2. Making it a Tech Play
I follow with great interest a company that markets agile databases. The benefit is tremendous and yet their marketing relies heavily on schematics and tech specs. They assume that if they disclose to those who appreciate their technology and can conclude that they’re clever, that their product will sell.
Again, there are so many assumptions at work here:
- That tech teams are the decision-makers
- That those teams will and can effectively evangelize the product to non-tech decision-makers
- The benefits are purely technical
What this company has overlooked is how their product will be applied to business. Minimally they haven’t communicated it.
And yet that is where the true value lies. Unless a real and necessary value can be established, that technology will not find support among those non-techs with decision authority. The ugly truth is that there is always competition for budget. And unless a real business benefit can be defined, the technology will only be seen as a frivolous development team indulgence.
It’s really not about technology. Technology no matter how impressive still must serve the master: business benefit.
1. Ignore the Only Thing That Matters: The Customer
Every other issue cited above can be distilled down to knowing the customer. Communication that assumes perfect knowledge, making incredible claims that spoil trust, mistimed tactics that support the company’s needs (revenue) and not the prospect’s (understanding), marketing sparkly technology not business benefit, all confirm the common issues shared by many tech companies: they have lost sight of the customer.

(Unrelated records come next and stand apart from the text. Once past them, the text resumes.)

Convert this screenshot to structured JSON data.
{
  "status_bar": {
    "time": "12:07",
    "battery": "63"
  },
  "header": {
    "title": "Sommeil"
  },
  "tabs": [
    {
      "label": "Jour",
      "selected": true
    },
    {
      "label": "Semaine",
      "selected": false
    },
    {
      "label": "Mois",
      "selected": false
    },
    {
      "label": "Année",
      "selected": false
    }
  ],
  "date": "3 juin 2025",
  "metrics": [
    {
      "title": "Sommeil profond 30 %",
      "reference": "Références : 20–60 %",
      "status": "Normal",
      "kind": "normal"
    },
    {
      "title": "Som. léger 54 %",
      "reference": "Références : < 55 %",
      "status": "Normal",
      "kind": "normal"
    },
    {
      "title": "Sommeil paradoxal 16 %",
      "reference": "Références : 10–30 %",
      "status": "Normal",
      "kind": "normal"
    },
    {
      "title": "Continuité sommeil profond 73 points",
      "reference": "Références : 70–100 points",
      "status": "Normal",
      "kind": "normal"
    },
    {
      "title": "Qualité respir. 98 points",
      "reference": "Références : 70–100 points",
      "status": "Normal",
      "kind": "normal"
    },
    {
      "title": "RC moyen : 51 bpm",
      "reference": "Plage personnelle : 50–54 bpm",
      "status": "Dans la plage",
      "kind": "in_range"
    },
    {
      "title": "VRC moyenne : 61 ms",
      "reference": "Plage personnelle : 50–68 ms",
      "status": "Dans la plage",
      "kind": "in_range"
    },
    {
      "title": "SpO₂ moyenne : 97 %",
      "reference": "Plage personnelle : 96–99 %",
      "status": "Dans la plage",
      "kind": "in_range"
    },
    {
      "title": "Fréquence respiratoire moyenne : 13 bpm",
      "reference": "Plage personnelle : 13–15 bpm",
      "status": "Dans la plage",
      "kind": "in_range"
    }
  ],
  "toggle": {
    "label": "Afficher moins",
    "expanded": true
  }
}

Here’s What to Do Instead:
To be fair, tremendous effort must be invested to know the customer. To get started, a tech company should:
- Understand needs and value drivers: What problems are you solving for the individual and/or the organization?
- Learn the progression of the decision process. Keep in mind that it may not be the same across resources and/or products.
- Establish credibility: Illustrate, don’t tell.
- Speak to prospects’ needs, not yours.
- Reflect that prospects’ time has value: make every communication additive, relevant, compelling, and—
- Speak their language and they will engage.
- Link your technology to their business and how it will benefit.
Knowing the customer really is the chief objective because marketing to a prospect establishes a relationship. Managed correctly, that relationship will be fruitful for years—through subscription renewals, in product re-investment, and growing revenue from each customer.
While there may be new ways of marketing technology, there is only one success strategy: know the customer and exploit that knowledge.